Of course, God did something even more gracious. He saved Abraham from performing such an awful task and provided a substitute—a ram in the thicket. Of course, for you and me, we see it as a powerful foreshadowing of the hope of that promised Savior, who truly would die in the place of all humanity. Even more startling is the fact that Golgotha is located on Mt. Moriah. It means Abraham was standing the very spot where his Savior would die.
Such was the hope of all the faithful Old Testament people. They looked forward to the fulfillment of the promise.
But now, the promise had run its course. God’s special purpose for Israel had run its course. Galatians 4:4-5 says: “When the fullness of time had come, God sent forth his Son, born of woman, born under the law, to redeem those who were under the law, so that we might receive adoption as sons.” No longer would salvation be defined by Jewish blood and heritage, but through the blood of Christ, alone. All people, would be given access to God’s family through Christ. In fact, we see that all throughout the Old Testament, God’s people were to give this hope to every nation around them, pointing the whole world to Savior to come. Indeed, the Old Testament introduces us to some amazing accounts of Gentile peoples becoming apart the story of salvation (e.g., the story of Jonah and Nineveh, Naaman, Rahab the prostitute, etc.)
However, sadly, by the time of Christ, 2000 years after Abraham, the Jews had lost sight of this hope. They grounded their relationship with God in their ethnicity and outward keeping of the law. They yearned for a Messiah and Savior who would be more political and military rather than one who could save them from their unrighteousness before God. So it was, that they could not accept Jesus. It didn’t matter how many miracles Jesus did.
But not all of them refused to believe. Some did believe. And Jesus gives His disciples the authority to do similar miracles and signs with the hope that even more might believe before it was too late. Like Noah, building the ark for 120 years before the coming of the flood, so the disciples would bear witness to the lost sheep of Israel that time was running short. Or like the angels, who were sent to bring Lot and his family out of Sodom, the apostles were hastily share the truth with a culture around them that was embracing lies.
The New Testament gives us brief glimpses of the kinds of hardship and persecution the disciples would face in the forty years leading up to the destruction of Jerusalem, much of it coming from the Jews, themselves. For this reason, we should not rush to apply the warnings and promises that Jesus makes in this section directly to the church today. While we might, indeed, face certain hardships or persecutions because of the faith we profess, and even though we will at times feel like “sheep amongst wolves” and strive to be “as wise as serpents and as innocent as doves” (verse 16), and even though we may find ourselves facing governors and kings who will demand we give an account for our faith (verse 18), our ministry, even so, will never fully reflect the chaos and hatred that the apostles would face in the first few decades of the Church—from both Roman persecution and Jewish persecution.
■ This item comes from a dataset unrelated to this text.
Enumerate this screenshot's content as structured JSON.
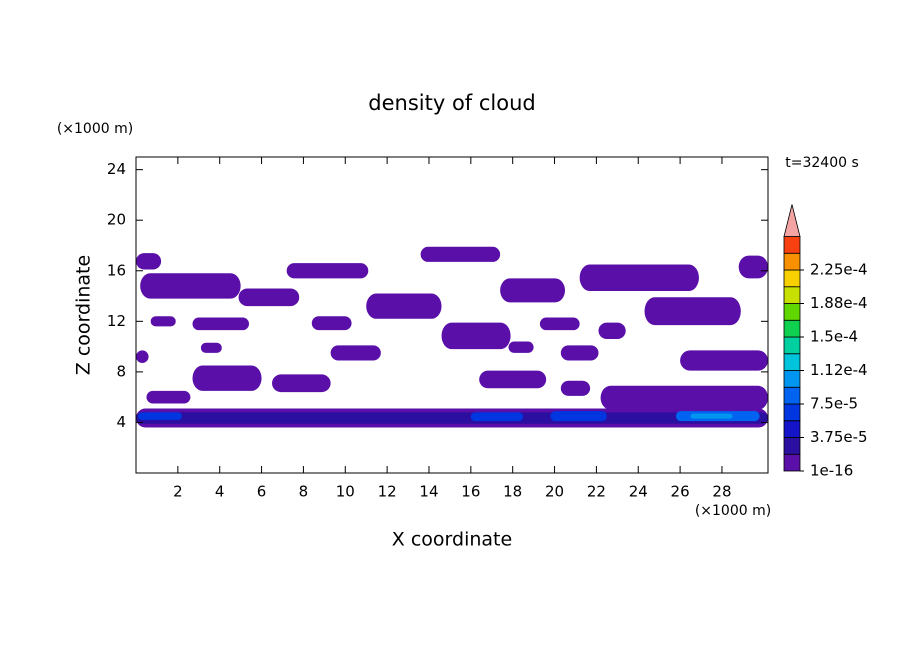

However, we know full well that in each age the Church suffers its own particular hardships. Today, we can easily see tensions rising as our once “Christian” culture begins to rebel against the very morals that it was built upon. The recent chaos that has ensued because of the leaking of the Supreme Court draft opinions concerning the status of Roe vs. Wade is but one example. Perhaps, the days are coming when Christians like you and me will find ourselves despised and rejected simply because of what we believe about Jesus and the Bible. Maybe we already are!
But we can take comfort in knowing that the same Savior who commissioned His disciples for a mission that seemed dangerous and impossible, is the very same Savior who goes with us and promises to work through us to bring forth His Kingdom. He is the same Savior who promises that not even the gates of Hades can stand against His Church (Matthew 16:18).